Hi, I have bought an apartment in Tiba Resort. What is it that you want to know?


----------



## laurentiu.roman

Hi . Thank you for your reply. First of all I have never been anywhere in Egypt, I'm living in uk for almost 5 years . I'm not getting to much money here (I'm a simple worker) and looks like there are small chances to be able to buy a house here in uk. From what I see a bank will borrow me some more money that will cover the price for a resale 1 bed apartment in Tiba palace or a studio in Tiba Resort. From your experience have you won any money buying and renting your property there ? I'm looking to have a Holliday in September or October there and just flights for me my wife and my sob are around 1000£. One all inclusive Holliday from TC is 1500 so I'm asking myself why anybody will rent my studio? Websites like airbnb Holliday lettings and other are full of properties there and don't look so busy and expensive , or I'm wrong?


----------



## jackie2603

Hi, I bought my apartment for myself, family and any friends that fancy a holiday in Hurghada. I don't plan to rent it out, as I don't think they get looked after. Flights can be expensive, depending on time of year, obviously school holidays being at a premium. Tiba Resort is quite far from anywhere, about 25 minutes into Hurghada but only 10 minutes from El Gouna which suits me. I bought mine from a company who also do rentals and they seem to manage to rent out properties quite well.

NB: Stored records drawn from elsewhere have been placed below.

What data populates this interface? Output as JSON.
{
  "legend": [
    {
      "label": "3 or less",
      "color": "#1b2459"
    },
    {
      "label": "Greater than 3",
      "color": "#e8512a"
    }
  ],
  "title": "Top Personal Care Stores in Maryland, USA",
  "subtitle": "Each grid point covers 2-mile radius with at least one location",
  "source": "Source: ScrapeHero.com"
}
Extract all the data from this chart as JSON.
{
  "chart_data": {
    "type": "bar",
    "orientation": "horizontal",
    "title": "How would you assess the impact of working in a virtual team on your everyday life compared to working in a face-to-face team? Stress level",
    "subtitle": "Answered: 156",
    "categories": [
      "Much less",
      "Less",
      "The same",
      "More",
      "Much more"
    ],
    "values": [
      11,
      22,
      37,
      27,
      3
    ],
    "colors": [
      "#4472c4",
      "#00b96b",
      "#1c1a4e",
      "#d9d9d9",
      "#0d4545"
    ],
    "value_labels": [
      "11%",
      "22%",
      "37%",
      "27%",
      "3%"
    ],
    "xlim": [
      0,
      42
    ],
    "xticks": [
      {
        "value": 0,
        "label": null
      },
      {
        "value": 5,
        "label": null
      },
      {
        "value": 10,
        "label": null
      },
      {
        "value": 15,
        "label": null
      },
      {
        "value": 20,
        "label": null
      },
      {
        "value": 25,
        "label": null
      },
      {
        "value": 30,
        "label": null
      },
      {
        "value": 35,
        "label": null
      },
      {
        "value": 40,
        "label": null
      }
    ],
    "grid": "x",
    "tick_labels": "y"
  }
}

It all depends what you want, hotels do have good deals and if you are only planning a yearly holiday then this may be the best option. For me, I go over 6 times a year and like the freedom of my own place and it will be my retirement home. If you need more info, let me know


----------



## laurentiu.roman

Hi. Would you mind to send some photos from there? One agency is selling there a furnished studio for £7000 , what do you think is a good price? My son is 1 year old now should be better for him to book the Holliday there in October? I understand is still to hot August and September. I don't have money for more than one Holliday per year ( even one is not so easy for us with the money) and for the moment I don't think I like to have every Holliday in same place . This is the reason that I'm thinking to buy and rent.


----------



## jackie2603

Hi, here are a couple of photos of Tiba Resort. £7000 doesn't seem a bad price for a furnished studio. My advice would be to visit Egypt/Hurghada first before making a decision, get a feel for the place and decide whether it is for you or not. Egypt is a fantastic country but it's not everyone's cup of tea.


----------